Orang Misterius

18 15 7
                                    

Di sepanjang perjalanan tadi, hanya keheningan menyelimuti Saka dan Mentari di tengah padatnya arus jalan. Tak ada yang mau bersuara.

Sesekali Saka melirik Mentari yang menatap luar dengan ekor matanya. Sikap wanita itu berubah sepulang dari makan siang. Apa yang terjadi saat dia ke toilet? Dan siapa wanita yang duduk bersama Mentari tadi? Apa mungkin ada sesuatu di antara mereka? Tapi, tidak mungkin. Bukankah Mentari tidak pernah datang ke kota itu, mana mungkin Mentari bermasalah dengan wanita itu? Tapi, kenapa ia menangkap tatapan benci dari sorot mata wanita itu ketika menatap Mentari. Sebenarnya apa hubungan mereka berdua?

Banyak asumsi memenuhi kepala Saka yang tak terjawabkan. Ingin sekali menanyakan semua itu pada Mentari. Tapi harus ia urungkan karena ia merasa ini bukanlah waktu yang tepat. Sepertinya wanita itu butuh waktu untuk menenangkan diri. Saka akui, saat ini sikap Mentari kembali seperti saat pertama kali mereka bertemu. Tatapan kosong dan dingin.

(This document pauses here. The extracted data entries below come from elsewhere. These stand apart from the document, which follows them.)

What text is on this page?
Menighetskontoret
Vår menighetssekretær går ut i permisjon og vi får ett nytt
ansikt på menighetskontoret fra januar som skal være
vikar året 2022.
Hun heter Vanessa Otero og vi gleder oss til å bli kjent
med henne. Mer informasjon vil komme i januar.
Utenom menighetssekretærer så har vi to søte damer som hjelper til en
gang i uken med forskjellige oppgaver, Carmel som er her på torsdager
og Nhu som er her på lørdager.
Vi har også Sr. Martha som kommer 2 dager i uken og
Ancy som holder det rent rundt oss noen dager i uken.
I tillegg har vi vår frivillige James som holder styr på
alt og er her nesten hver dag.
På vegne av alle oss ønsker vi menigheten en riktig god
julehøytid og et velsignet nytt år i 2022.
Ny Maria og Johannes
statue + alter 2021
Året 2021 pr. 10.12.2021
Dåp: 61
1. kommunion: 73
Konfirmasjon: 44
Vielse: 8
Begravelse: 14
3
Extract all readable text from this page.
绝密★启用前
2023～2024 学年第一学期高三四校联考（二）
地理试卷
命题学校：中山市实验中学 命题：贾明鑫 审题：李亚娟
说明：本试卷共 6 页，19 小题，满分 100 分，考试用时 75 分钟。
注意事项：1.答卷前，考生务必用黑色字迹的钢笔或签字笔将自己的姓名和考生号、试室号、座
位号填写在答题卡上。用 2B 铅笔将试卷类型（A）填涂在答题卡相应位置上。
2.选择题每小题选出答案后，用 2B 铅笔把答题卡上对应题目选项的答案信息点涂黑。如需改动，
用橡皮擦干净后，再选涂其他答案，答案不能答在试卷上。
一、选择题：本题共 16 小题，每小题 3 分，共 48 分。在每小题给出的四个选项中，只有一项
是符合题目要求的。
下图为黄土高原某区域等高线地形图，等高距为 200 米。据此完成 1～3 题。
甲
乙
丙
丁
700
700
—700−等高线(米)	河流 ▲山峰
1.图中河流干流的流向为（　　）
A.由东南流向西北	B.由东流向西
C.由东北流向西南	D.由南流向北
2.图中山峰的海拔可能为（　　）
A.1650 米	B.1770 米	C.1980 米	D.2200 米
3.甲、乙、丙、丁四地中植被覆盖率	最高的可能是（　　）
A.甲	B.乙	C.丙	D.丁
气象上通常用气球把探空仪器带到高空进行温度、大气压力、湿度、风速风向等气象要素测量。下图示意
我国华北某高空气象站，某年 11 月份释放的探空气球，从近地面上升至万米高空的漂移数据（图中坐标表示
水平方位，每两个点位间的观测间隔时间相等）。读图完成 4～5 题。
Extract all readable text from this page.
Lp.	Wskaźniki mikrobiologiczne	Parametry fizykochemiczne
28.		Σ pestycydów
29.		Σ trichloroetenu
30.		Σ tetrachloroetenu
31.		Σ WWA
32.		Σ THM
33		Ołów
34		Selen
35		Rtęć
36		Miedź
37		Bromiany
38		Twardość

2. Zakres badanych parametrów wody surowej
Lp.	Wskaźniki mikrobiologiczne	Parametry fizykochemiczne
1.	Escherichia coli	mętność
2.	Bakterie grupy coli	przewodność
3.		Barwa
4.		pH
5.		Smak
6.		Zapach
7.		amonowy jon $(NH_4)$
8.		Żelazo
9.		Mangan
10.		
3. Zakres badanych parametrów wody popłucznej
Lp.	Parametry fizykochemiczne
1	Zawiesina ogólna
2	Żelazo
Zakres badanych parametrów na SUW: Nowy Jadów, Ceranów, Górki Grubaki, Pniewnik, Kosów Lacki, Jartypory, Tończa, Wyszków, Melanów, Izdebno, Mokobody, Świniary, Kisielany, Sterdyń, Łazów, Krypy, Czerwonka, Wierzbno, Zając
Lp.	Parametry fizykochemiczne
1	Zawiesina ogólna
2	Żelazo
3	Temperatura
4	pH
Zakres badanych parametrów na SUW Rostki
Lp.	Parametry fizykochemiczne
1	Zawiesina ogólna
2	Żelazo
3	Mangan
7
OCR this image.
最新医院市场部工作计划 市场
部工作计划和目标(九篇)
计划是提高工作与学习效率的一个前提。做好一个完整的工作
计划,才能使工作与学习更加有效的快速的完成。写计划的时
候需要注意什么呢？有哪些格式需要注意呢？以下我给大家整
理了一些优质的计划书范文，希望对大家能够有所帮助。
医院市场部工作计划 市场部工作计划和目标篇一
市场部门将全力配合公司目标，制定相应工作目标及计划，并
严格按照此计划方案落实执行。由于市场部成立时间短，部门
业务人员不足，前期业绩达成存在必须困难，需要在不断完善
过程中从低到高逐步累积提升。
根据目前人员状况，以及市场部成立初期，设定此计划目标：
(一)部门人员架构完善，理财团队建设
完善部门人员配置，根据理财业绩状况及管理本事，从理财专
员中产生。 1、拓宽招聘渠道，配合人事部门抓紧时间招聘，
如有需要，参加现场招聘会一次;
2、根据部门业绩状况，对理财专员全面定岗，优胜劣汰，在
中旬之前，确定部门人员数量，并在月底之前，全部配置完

Bagaimana lagi, ia harus bersabar sampai suasana hati Mentari sedikit membaik.

Sesampainya di apartemen, Saka tak langsung duduk di depan TV seperti biasa. Ia menuju pantry untuk mengambil sesuatu dari lemari es yang bisa menyegarkan tubuh dan pikirannya.

"Kau butuh sesuatu?" Akhirnya Saka memberanikan diri membunuh keheningan yang sempat tercipta setelah meneguk minuman berwarna oranye dari botol yang ia keluarkan dari benda kotak bersuhu rendah itu.

Yang ditanya hanya menggeleng sambil menonton acara TV. Matanya memang menatap benda kotak berukuran 51 inch, tapi Saka tahu pikirannya sedang tidak berada di tempatnya.

Saka mendengkus pelan. Tidak ada gunanya memaksa Mentari bicara saat ini. Mungkin sebaiknya, ia harus memberinya waktu untuk menyendiri.

Akhirnya, Saka memutuskan untuk pulang setelah berpamitan dengan Mentari.

Sebelum menutup pintu utama, ia menyempatkan melirik Mentari dengan ekor matanya. Wanita itu masih di tempatnya tanpa pergerakan sedikit pun. Semoga ini tidak akan lama, harapnya.

****

Saka membaringkan tubuhnya di depan TV. Menekan tombol berkali-kali mencari acara yang menarik. Ia semakin gusar. Bagaimana ia bisa menikmati acara TV, sedang pikirannya masih tertuju pada Mentari.

Sejak Mentari tinggal di sini, tak pernah sekali pun wanita itu tenggelam dalam kesedihan seperti pertama kali bertemu. Mentari selalu tersenyum dan mulai melupakan masa lalu yang tak pernah ia tahu.

Sebenarnya, Saka ingin sekali mengetahui apa yang sempat terjadi di masa lalu Mentari. Tapi, wanita itu masih enggan membagikan kisahnya pada siapa pun. Termasuk Saka.

Dan sekarang, kesedihan kembali menutupi senyumnya yang baru terlukis indah di wajah sendunya tanpa tahu penyebabnya. Ingin sekali Saka menghapus kenangan yang akan membuat Mentari terus menyalahkan keadaan tiap saat. Ia ingin Mentari menjadi wanita yang hidup dengan lembaran baru tanpa dihantui masa lalunya terus-menerus.

Ia menoleh ketika mendengar suara pintu terbuka. Meskipun ia sudah tahu pasti kalau itu Tama. Ia melirik benda melingkar yang memeluk pergelangan tangannya erat. Terpampang angka tiga di sana dan masih terlalu siang untuk kakaknya pulang.

"Tidak biasanya kau pulang lebih awal?" tanya Saka heran. Yang ditanya hanya bergeming menuju pantry tanpa menoleh ke arah Saka sedikit pun. Hal yang sudah biasa didapatkan Saka diabaikan begitu saja oleh kakaknya yang dingin juga sedikit bicara.

Tama terlihat menuang air mineral ke dalam gelas dan langsung meneguknya perlahan hingga tersisa setengah.

"Ibu ingin bertemu denganmu," ucap Saka tanpa menatap wajah kakaknya.